You can speed up your implicit transformed parameter blocks by taking advantage of the fact that you’re using a degenerate Dirichlet with a single value of alpha. We should really have both that case and the marginalized out Dirichlet-multinomial case hard coded with analytic gradients in C++. In your case, you don’t ever have to create alphavec. You can just code things directly this way:

transformed parameters{
real<lower=0> alpha = exp(logalpha);
real<lower=0> sumalpha = m * alpha;
vector<lower=0>[m] xplusaplha = X + alpha;
}


and then you can replace sum(lgamma(alpha)) with m * lgamma(alpha). This should be a lot faster, but might not make much difference overall given the number of evals going on here.

Rather than coding logalpha yourself with the Jacobian (target += logalpha), it’s much easier to just declare

parameters {
real<lower=0> alpha;


which does the same thing under the hood implicitly, but doesn’t require a logalpha value.

You may also want to consider a more suitable prior than gamma(0.01, 0.01) on alpha. That has a mean of 1 and a sd of 10, which doesn’t give you a lot of latitude on the larger side. We’ve been inclined to use things like a pareto(0.1, 1.5), which makes alpha uniform on the log scale and has infinite variance (see the discussion of hierarchical beta priors in the rats example in BDA3, chapter 5).

Thanks Bob!

The next step of the model development relaxes the assumption of a single alpha, so I started the code development with that in mind.

Has the under-the-hood log transformation always been implemented in stan? I was convinced I had in the past circumvented divergent transitions this way, but now when I compare e.g.

data {
real<lower=0> shape;
real<lower=0> rate;
}
parameters{
real logx;
}
transformed parameters {
real<lower=0> x;
x=exp(logx);
}
model {
x~gamma(shape,rate);
target +=logx;
}


to

data {
real<lower=0> shape;
real<lower=0> rate;
}
parameters {
real<lower=0> x;
}
model {
x~gamma(shape,rate);
}
, the approaches seems to be equivalent, giving roughly the same effective sample size and, when shape=rate="something small" roughly the same number of divergent transitions. Is there a similar e.g. logit-transform implemented for parameters with also an upper bound?

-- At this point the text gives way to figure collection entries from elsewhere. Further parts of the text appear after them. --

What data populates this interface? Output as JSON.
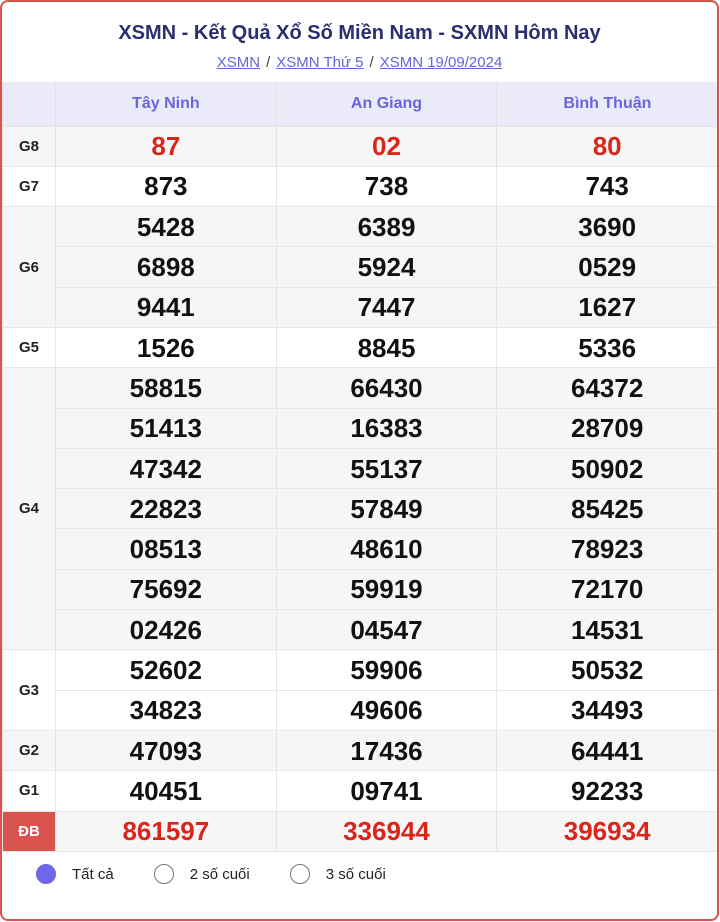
{
  "header": {
    "title": "XSMN - Kết Quả Xổ Số Miền Nam - SXMN Hôm Nay",
    "breadcrumbs": [
      "XSMN",
      "XSMN Thứ 5",
      "XSMN 19/09/2024"
    ]
  },
  "provinces": [
    "Tây Ninh",
    "An Giang",
    "Bình Thuận"
  ],
  "prizes": [
    {
      "label": "G8",
      "rows": [
        [
          "87",
          "02",
          "80"
        ]
      ],
      "red": true
    },
    {
      "label": "G7",
      "rows": [
        [
          "873",
          "738",
          "743"
        ]
      ]
    },
    {
      "label": "G6",
      "rows": [
        [
          "5428",
          "6389",
          "3690"
        ],
        [
          "6898",
          "5924",
          "0529"
        ],
        [
          "9441",
          "7447",
          "1627"
        ]
      ]
    },
    {
      "label": "G5",
      "rows": [
        [
          "1526",
          "8845",
          "5336"
        ]
      ]
    },
    {
      "label": "G4",
      "rows": [
        [
          "58815",
          "66430",
          "64372"
        ],
        [
          "51413",
          "16383",
          "28709"
        ],
        [
          "47342",
          "55137",
          "50902"
        ],
        [
          "22823",
          "57849",
          "85425"
        ],
        [
          "08513",
          "48610",
          "78923"
        ],
        [
          "75692",
          "59919",
          "72170"
        ],
        [
          "02426",
          "04547",
          "14531"
        ]
      ]
    },
    {
      "label": "G3",
      "rows": [
        [
          "52602",
          "59906",
          "50532"
        ],
        [
          "34823",
          "49606",
          "34493"
        ]
      ]
    },
    {
      "label": "G2",
      "rows": [
        [
          "47093",
          "17436",
          "64441"
        ]
      ]
    },
    {
      "label": "G1",
      "rows": [
        [
          "40451",
          "09741",
          "92233"
        ]
      ]
    },
    {
      "label": "ĐB",
      "rows": [
        [
          "861597",
          "336944",
          "396934"
        ]
      ],
      "red": true,
      "special": true
    }
  ],
  "filter": {
    "options": [
      "Tất cả",
      "2 số cuối",
      "3 số cuối"
    ],
    "selected": 0
  },
  "colors": {
    "accent": "#6f66e8",
    "prize_red": "#d9261c",
    "title": "#2a2f6e",
    "border": "#d9534f"
  }
}
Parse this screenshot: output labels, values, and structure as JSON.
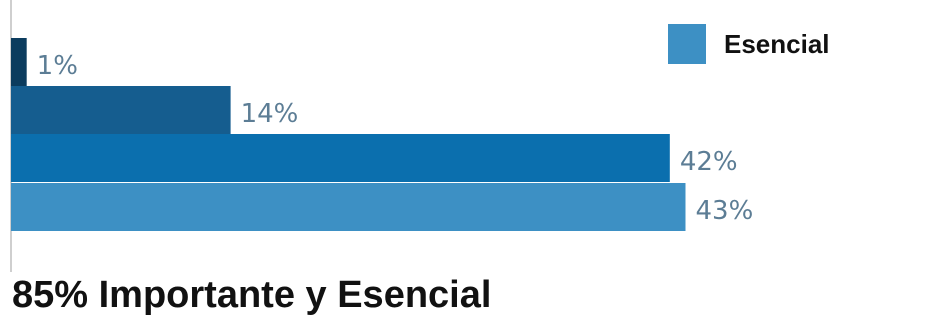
{
  "chart_data": {
    "type": "bar",
    "orientation": "horizontal",
    "values": [
      1,
      14,
      42,
      43
    ],
    "value_labels": [
      "1%",
      "14%",
      "42%",
      "43%"
    ],
    "colors": [
      "#0c3c5e",
      "#155d8f",
      "#0b6fae",
      "#3d90c4"
    ],
    "legend": [
      {
        "label": "Esencial",
        "color": "#3d90c4"
      }
    ],
    "legend_position": "top-right",
    "xlim": [
      0,
      45
    ],
    "grid": false
  },
  "footer": {
    "title": "85% Importante y Esencial"
  }
}
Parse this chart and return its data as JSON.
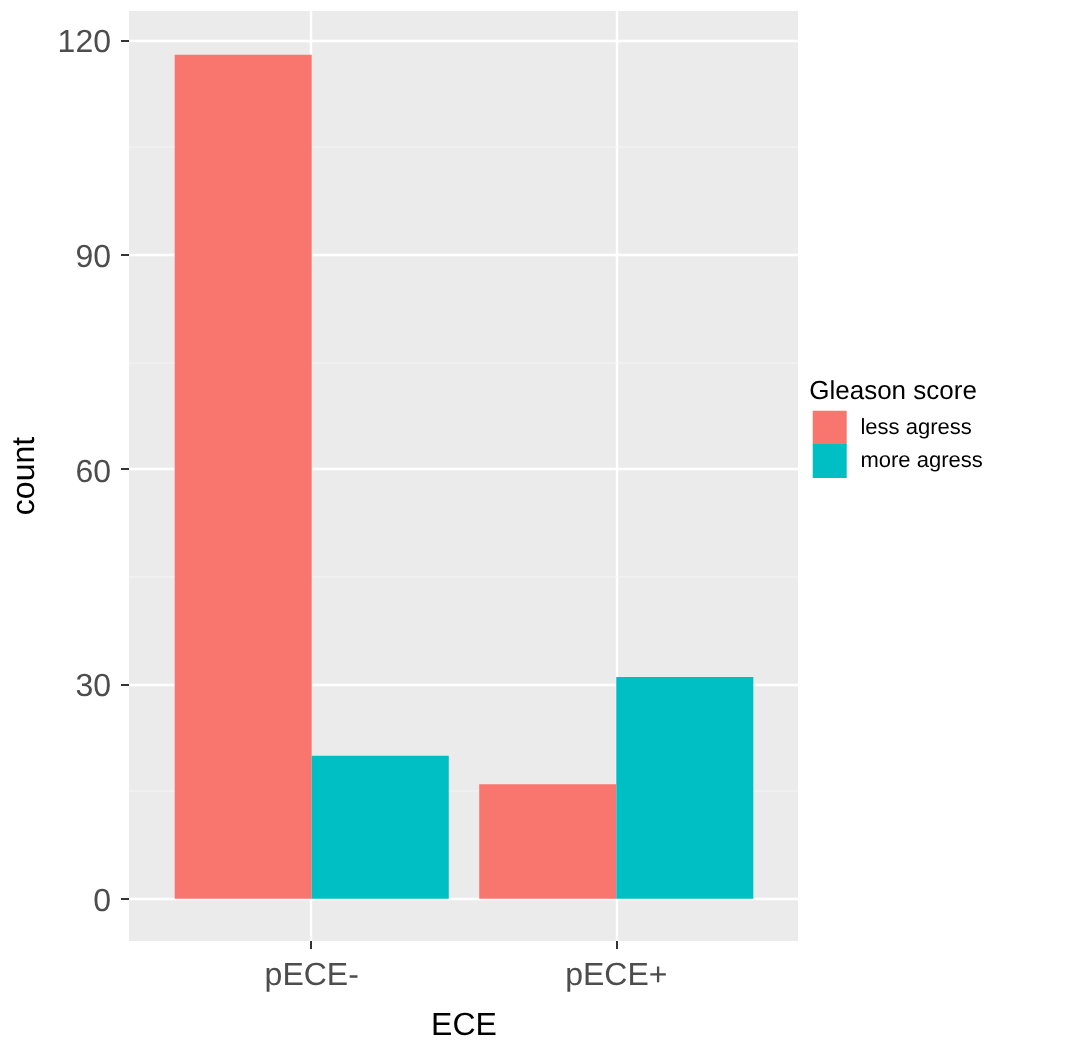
{
  "chart_data": {
    "type": "bar",
    "xlabel": "ECE",
    "ylabel": "count",
    "legend_title": "Gleason score",
    "categories": [
      "pECE-",
      "pECE+"
    ],
    "series": [
      {
        "name": "less agress",
        "color": "#f8766d",
        "values": [
          118,
          16
        ]
      },
      {
        "name": "more agress",
        "color": "#00bfc4",
        "values": [
          20,
          31
        ]
      }
    ],
    "ylim": [
      -5.9,
      124.1
    ],
    "yticks": [
      0,
      30,
      60,
      90,
      120
    ],
    "grid": true,
    "legend": "right"
  }
}
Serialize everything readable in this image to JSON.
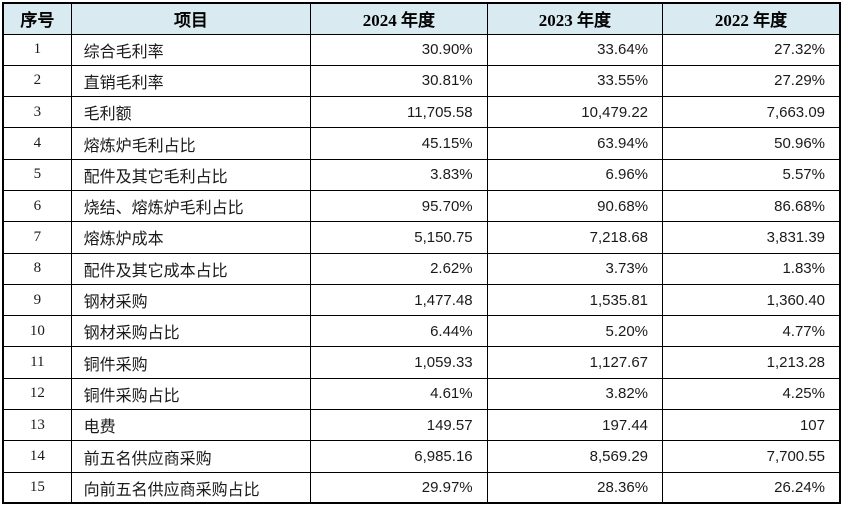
{
  "table": {
    "title_semantic": "margin-and-procurement-comparison-table",
    "headers": [
      {
        "label": "序号"
      },
      {
        "label": "项目"
      },
      {
        "label": "2024 年度"
      },
      {
        "label": "2023 年度"
      },
      {
        "label": "2022 年度"
      }
    ],
    "rows": [
      {
        "index": "1",
        "item": "综合毛利率",
        "y2024": "30.90%",
        "y2023": "33.64%",
        "y2022": "27.32%"
      },
      {
        "index": "2",
        "item": "直销毛利率",
        "y2024": "30.81%",
        "y2023": "33.55%",
        "y2022": "27.29%"
      },
      {
        "index": "3",
        "item": "毛利额",
        "y2024": "11,705.58",
        "y2023": "10,479.22",
        "y2022": "7,663.09"
      },
      {
        "index": "4",
        "item": "熔炼炉毛利占比",
        "y2024": "45.15%",
        "y2023": "63.94%",
        "y2022": "50.96%"
      },
      {
        "index": "5",
        "item": "配件及其它毛利占比",
        "y2024": "3.83%",
        "y2023": "6.96%",
        "y2022": "5.57%"
      },
      {
        "index": "6",
        "item": "烧结、熔炼炉毛利占比",
        "y2024": "95.70%",
        "y2023": "90.68%",
        "y2022": "86.68%"
      },
      {
        "index": "7",
        "item": "熔炼炉成本",
        "y2024": "5,150.75",
        "y2023": "7,218.68",
        "y2022": "3,831.39"
      },
      {
        "index": "8",
        "item": "配件及其它成本占比",
        "y2024": "2.62%",
        "y2023": "3.73%",
        "y2022": "1.83%"
      },
      {
        "index": "9",
        "item": "钢材采购",
        "y2024": "1,477.48",
        "y2023": "1,535.81",
        "y2022": "1,360.40"
      },
      {
        "index": "10",
        "item": "钢材采购占比",
        "y2024": "6.44%",
        "y2023": "5.20%",
        "y2022": "4.77%"
      },
      {
        "index": "11",
        "item": "铜件采购",
        "y2024": "1,059.33",
        "y2023": "1,127.67",
        "y2022": "1,213.28"
      },
      {
        "index": "12",
        "item": "铜件采购占比",
        "y2024": "4.61%",
        "y2023": "3.82%",
        "y2022": "4.25%"
      },
      {
        "index": "13",
        "item": "电费",
        "y2024": "149.57",
        "y2023": "197.44",
        "y2022": "107"
      },
      {
        "index": "14",
        "item": "前五名供应商采购",
        "y2024": "6,985.16",
        "y2023": "8,569.29",
        "y2022": "7,700.55"
      },
      {
        "index": "15",
        "item": "向前五名供应商采购占比",
        "y2024": "29.97%",
        "y2023": "28.36%",
        "y2022": "26.24%"
      }
    ],
    "colors": {
      "header_bg": "#d9eaf1",
      "border": "#000000",
      "text": "#1a1a1a",
      "background": "#ffffff"
    }
  }
}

Thanks for the suggestion on the prior. The gamma (0.01,0.01) was a placeholder I included because, when analyzing simulated data generated with a high alpha, a prior uniform over alpha didn’t work. Essentially, such data isn’t strong enough to differentiate between alpha=“something large” and alpha=“infinity”, i.e. a uniform multinational, and the sampler wanders off. In your experience, are such issues avoided with a prior uniform over log-alpha?

BTW, how is a pareto(0.1,1.5) uniform on the log-scale? (I sampled some alphas from such distribution and plot a histogram below). Or do you mean that the tail is uniform?